Was ist eigentlich eine „Klagerücknahme“?

Der Bürgermeister und der örtliche Bauunternehmer – ein Paar, dass es wohl in jedem Dorf gibt. Zwei wie Pech und Schwefel, Inbegriff des Klüngelns – nicht nur in Köln. Bis sie eines Tages aufeinandertreffen, an einer Kreuzung, mitten im Ort. Der Bauunternehmer fährt natürlich eine fette Kiste, 12 Zylinder oder so, er verspürte einen leichten Widerstand. Der Bürgermeister kann sich so etwas nicht leisten und sitzt nun in einem Haufen Schrott. Doch der Bauunternehmer befuhr die Hauptstraße und kam von rechts. Was nun?

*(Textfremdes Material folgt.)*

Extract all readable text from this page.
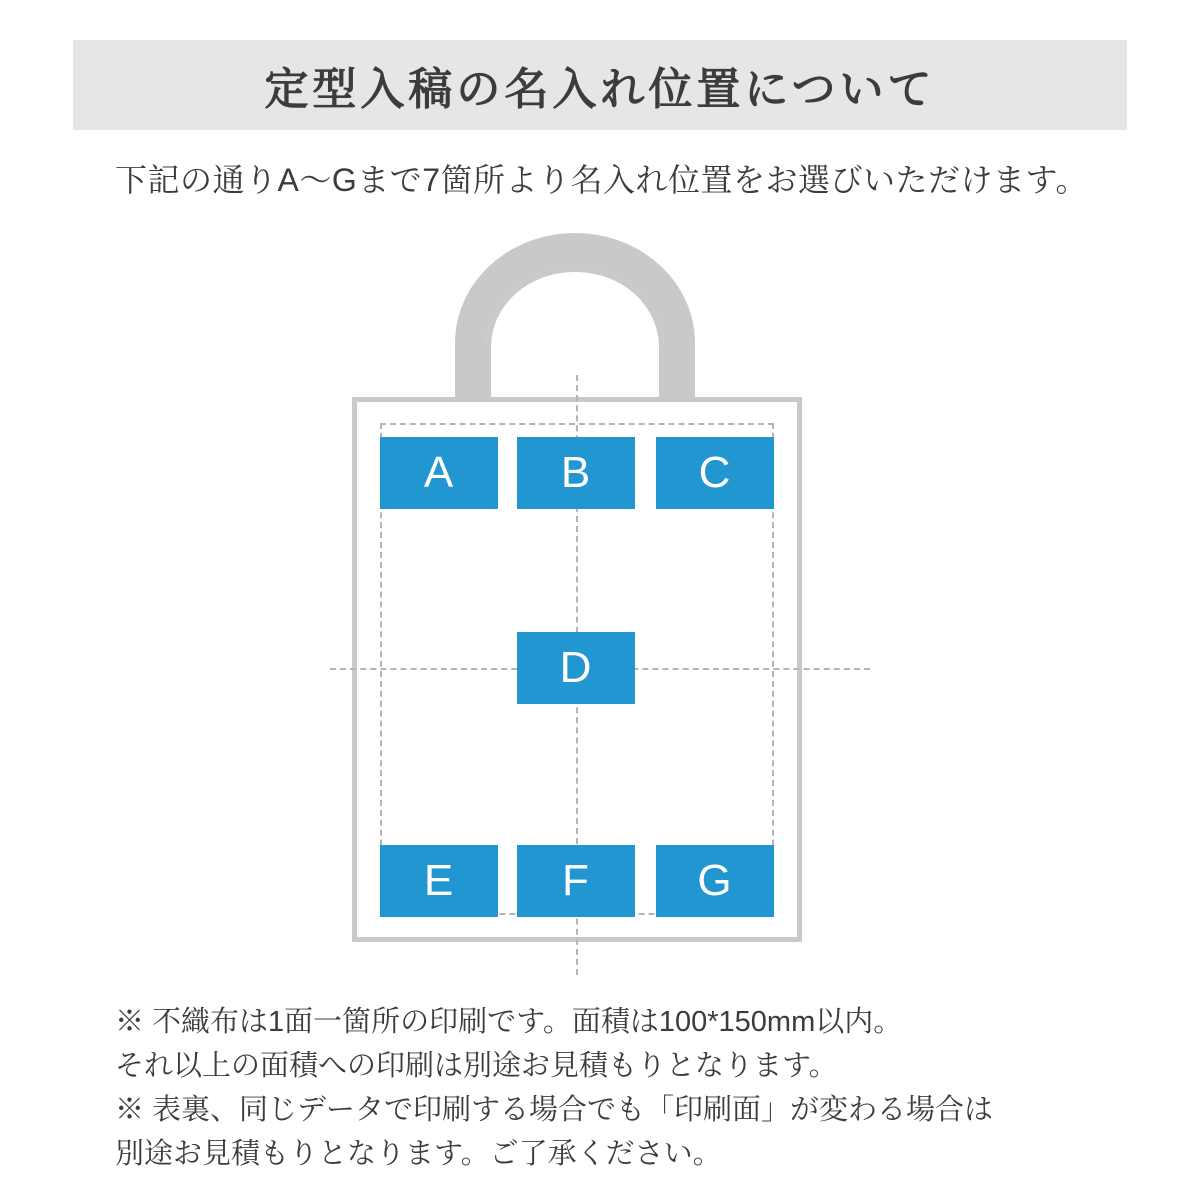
定型入稿の名入れ位置について
下記の通りA〜Gまで7箇所より名入れ位置をお選びいただけます。
A	B	C
D
E	F	G
※ 不織布は1面一箇所の印刷です。面積は100*150mm以内。
それ以上の面積への印刷は別途お見積もりとなります。
※ 表裏、同じデータで印刷する場合でも「印刷面」が変わる場合は
別途お見積もりとなります。ご了承ください。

Natürlich tut der Bürgermeister das einzige, was er kann: Er nutzt sein dichtes Netz aus Kontakten. Kurz darauf meldet sich eine Zeugin, die bei der Polizei Seltsames zu berichten weiß. Aufgrund ihrer Aussage erhebt der Bürgermeister dann Schadensersatzklage. 100 % wolle er haben, womit gemeint ist: Wenn ich wenigstens 50 % bekomme bin ich zufrieden.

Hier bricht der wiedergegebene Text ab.